Since last summer Intel open-source driver engineers have been working to Lunar Lake’s new adaptive sharpening capabilities under Linux. This is being done via a proposed DRM sharpness property for communicating sharpness preferences while the hardware capabilities within Lunar Lake equate to minimal power and performance costs when in use. The DRM sharpness property support still has yet to be mainlined but the newest iteration of the patches were posted on Monday.
The DRM sharpness property for setting the adaptive sharpening value continues to be worked on for this nice image upscaling feature for Lunar Lake and newer Intel hardware. Intel engineer Nemesa Garg yesterday posted the newest iteration of the patches:
“Many a times images are blurred or upscaled content is also not as crisp as original rendered image. Traditional sharpening techniques often apply a uniform level of enhancement across entire image, which sometimes result in over-sharpening of some areas and potential loss of natural details.

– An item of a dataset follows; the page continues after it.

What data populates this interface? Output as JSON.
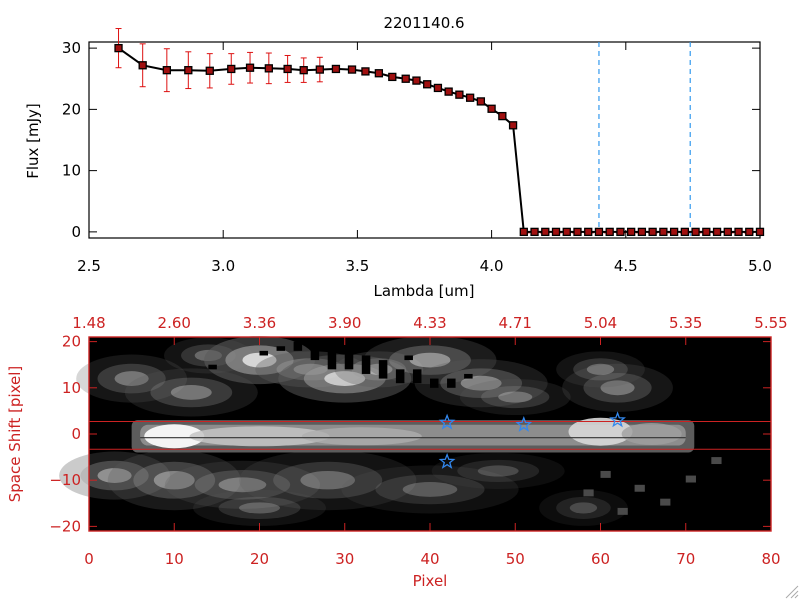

Intel has come up with Display Engine based adaptive sharpening filter with minimal power and performance impact. From LNL onwards, the Display hardware can use one of the pipe scaler for adaptive sharpness filter. This can be used for both gaming and non-gaming use cases like photos, image viewing. It works on a region of pixels depending on the tap size.

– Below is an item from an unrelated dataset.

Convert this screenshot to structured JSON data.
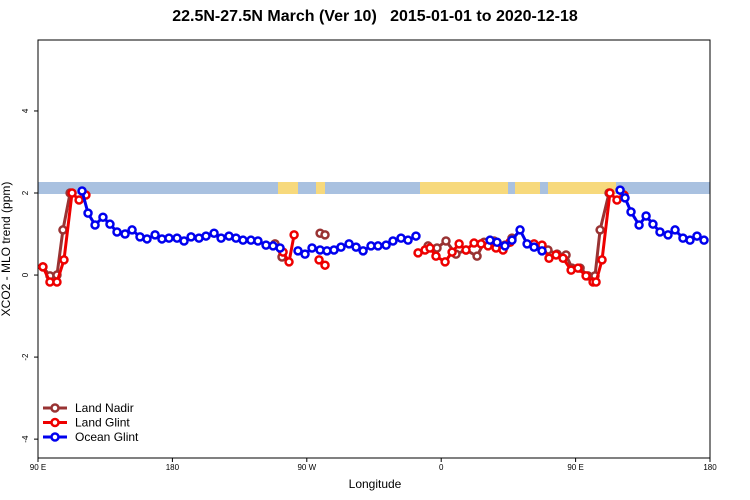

This is an attempt to introduce an adaptive sharpness solution which helps in improving the image quality. For this new CRTC property is added. The user can set this property with desired sharpness strength value with 0-255. A value of 1 representing minimum sharpening strength and 255 representing maximum sharpness strength. A strength value of 0 means no sharpening or sharpening feature disabled.

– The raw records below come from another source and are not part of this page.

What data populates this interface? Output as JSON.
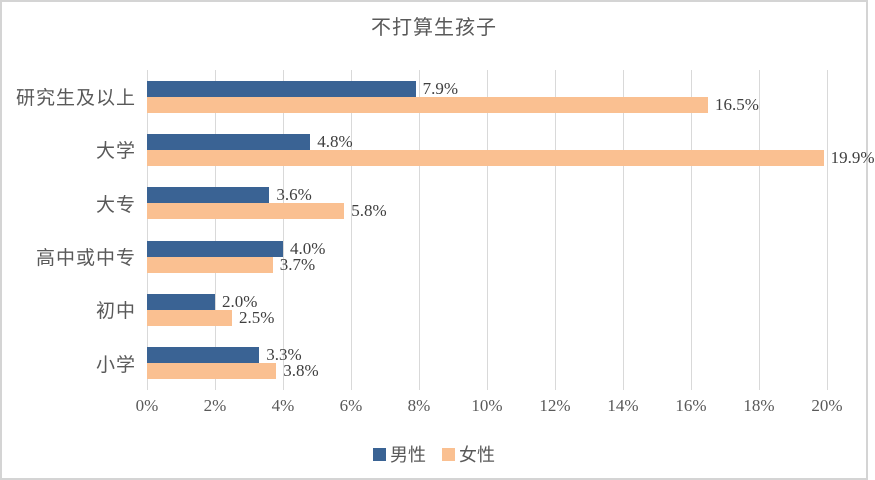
{
  "frame": {
    "background": "#ffffff",
    "border_color": "#d4d4d4"
  },
  "chart_data": {
    "type": "bar",
    "orientation": "horizontal",
    "title": "不打算生孩子",
    "categories": [
      "研究生及以上",
      "大学",
      "大专",
      "高中或中专",
      "初中",
      "小学"
    ],
    "series": [
      {
        "name": "男性",
        "color": "#3A6394",
        "values": [
          7.9,
          4.8,
          3.6,
          4.0,
          2.0,
          3.3
        ],
        "labels": [
          "7.9%",
          "4.8%",
          "3.6%",
          "4.0%",
          "2.0%",
          "3.3%"
        ]
      },
      {
        "name": "女性",
        "color": "#FAC091",
        "values": [
          16.5,
          19.9,
          5.8,
          3.7,
          2.5,
          3.8
        ],
        "labels": [
          "16.5%",
          "19.9%",
          "5.8%",
          "3.7%",
          "2.5%",
          "3.8%"
        ]
      }
    ],
    "x_ticks": [
      "0%",
      "2%",
      "4%",
      "6%",
      "8%",
      "10%",
      "12%",
      "14%",
      "16%",
      "18%",
      "20%"
    ],
    "xlim": [
      0,
      20
    ],
    "grid": "vertical",
    "gridline_color": "#d9d9d9",
    "legend_position": "bottom",
    "text_colors": {
      "title": "#595959",
      "axis": "#595959",
      "category": "#595959",
      "data_label": "#3f3f3f",
      "legend": "#595959"
    }
  }
}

It works on a region of pixels depending on the tap size. The coefficients are used to generate an alpha value which is used to blend the sharpened image to original image.”
And a demonstration image shared last year with this Lunar Lake adaptive sharpening filter with the earlier patches:
This patch series has the latest re-based code. It’s too late for finding this functionality with the upcoming Linux v6.16 cycle, but hopefully it will manage to get buttoned up in H2’2025 and ahead of the next-gen Panther Lake SoCs appearing in early 2026.